Releases: sign version tags in addition to release artifacts

[carlsmedstad]

Is your feature request related to a problem? Please describe.

We recently started building the Arch Linux package for RabbitMQ from the Git repository instead of the released source archives, e.g. rabbitmq-server-4.0.5.tar.xz. Unfortunately this means we no longer verify the source with the release key, as tags in the repository are unsigned.

The goal for this change was to:

• Be able to run some tests. Upstream tests, even a limited subset of them, are a great way for us to detect issues and incompatibilities in our packages.
• Use a more transparent source (see candidate RFC0046), i.e. build straight from the source instead of from an archive that was generated out of our control.

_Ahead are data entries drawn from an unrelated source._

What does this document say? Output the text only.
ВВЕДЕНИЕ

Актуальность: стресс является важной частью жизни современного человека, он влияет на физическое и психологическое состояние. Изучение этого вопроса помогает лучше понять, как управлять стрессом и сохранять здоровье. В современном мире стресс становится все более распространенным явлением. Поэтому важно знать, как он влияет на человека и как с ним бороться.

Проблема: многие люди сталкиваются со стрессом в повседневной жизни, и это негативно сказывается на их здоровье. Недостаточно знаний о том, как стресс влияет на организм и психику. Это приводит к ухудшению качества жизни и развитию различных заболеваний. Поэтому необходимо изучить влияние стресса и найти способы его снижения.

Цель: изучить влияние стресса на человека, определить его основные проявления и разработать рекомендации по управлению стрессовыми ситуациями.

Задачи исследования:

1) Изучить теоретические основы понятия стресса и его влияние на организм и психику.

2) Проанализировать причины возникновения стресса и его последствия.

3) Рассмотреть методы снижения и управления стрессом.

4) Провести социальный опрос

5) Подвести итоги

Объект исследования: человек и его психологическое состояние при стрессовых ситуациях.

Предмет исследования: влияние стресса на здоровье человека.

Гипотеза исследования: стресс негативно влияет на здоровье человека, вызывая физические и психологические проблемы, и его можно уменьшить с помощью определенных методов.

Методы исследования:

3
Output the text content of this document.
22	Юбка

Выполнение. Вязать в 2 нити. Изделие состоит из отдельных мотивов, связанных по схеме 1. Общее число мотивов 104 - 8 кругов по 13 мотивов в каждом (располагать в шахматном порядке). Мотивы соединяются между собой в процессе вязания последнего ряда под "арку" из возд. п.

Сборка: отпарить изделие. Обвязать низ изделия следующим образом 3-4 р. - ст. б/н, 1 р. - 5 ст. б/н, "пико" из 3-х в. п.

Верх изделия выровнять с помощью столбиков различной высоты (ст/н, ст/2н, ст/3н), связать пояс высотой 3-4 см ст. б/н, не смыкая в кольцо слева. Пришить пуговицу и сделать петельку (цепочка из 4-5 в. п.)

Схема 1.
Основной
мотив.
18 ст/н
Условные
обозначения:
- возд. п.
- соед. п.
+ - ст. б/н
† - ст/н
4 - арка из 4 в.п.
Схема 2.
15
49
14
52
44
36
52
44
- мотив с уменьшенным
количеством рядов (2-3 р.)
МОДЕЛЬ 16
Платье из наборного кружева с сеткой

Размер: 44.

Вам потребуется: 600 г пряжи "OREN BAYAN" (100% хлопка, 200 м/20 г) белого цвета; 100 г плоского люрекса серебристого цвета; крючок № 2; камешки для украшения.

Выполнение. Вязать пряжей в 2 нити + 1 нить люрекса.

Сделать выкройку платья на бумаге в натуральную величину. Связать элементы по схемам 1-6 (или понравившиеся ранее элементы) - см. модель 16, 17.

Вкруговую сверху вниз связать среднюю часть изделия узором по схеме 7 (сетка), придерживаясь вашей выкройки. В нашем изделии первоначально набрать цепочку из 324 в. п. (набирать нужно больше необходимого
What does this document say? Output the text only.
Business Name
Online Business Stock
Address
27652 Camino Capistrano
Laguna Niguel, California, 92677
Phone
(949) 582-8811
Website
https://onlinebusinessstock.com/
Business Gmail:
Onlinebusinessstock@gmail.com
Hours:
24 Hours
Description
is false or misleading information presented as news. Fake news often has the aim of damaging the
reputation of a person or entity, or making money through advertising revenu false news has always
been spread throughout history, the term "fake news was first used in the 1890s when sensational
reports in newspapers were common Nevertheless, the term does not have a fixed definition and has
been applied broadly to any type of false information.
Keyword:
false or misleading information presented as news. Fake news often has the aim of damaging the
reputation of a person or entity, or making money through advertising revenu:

Describe the solution you'd like

As far as I understand, the release process (and signing) is currently manual, as described by SERVER_RELEASES.md. Adding the following step to the process would ensure tags are signed in addition to released artifacts:

git tag -s v$version -u 0A9AF2115F4687BD29803A206B73A36E6026DFCA -m "Release v$version"
git push --tags

Describe alternatives you've considered

Including the tests in the released and signed source archives would also allow us to run tests in our package build, while only relying on signed sources.

Additional context

No response

[carlsmedstad]

CC @anthraxx

[michaelklishin]

@carlsmedstad your understanding is incorrect. The process is not manual and has not been manual for over a decade. The outdated file describes the Make target that were relevant a while ago.

Open source RabbitMQ releases are produced on GitHub Actions.

[michaelklishin]

The tags are already signed according to GitHub. This is the case even for the alpha builds.

I don't think we have any interest in shipping tests with the source tarball. RabbitMQ has just turned 18 and this is the first time I see someone asking for tests. You can get them by checking out a tag, they have a fairly straightforward mapping to version numbers.

You can run N client test suites, we have a double digit number of libraries that our team alone maintains.

You can add rabbitmqadmin v2 or PerfTest or Stream PerfTest suites on top.

[michaelklishin]

@carlsmedstad we are not going to re-create older releases and re-tag them, I'm sorry.

4.0.5 was released using the (virtually) open source infrastructure you can inspect (except for the secrets and keys). Older releases were built using completely closed source infra we no longer use and are not going back to.

4.0.6 has just been built by the same infrastructure.

[michaelklishin]

Now I see what GitHub reports with its signing ✅ checkmark: it's the GPG key of the account whose PAT (token) was used
to sign the release.

We do sign artifacts with our standard key and that's why this question has not come up, most of our users use binary packages.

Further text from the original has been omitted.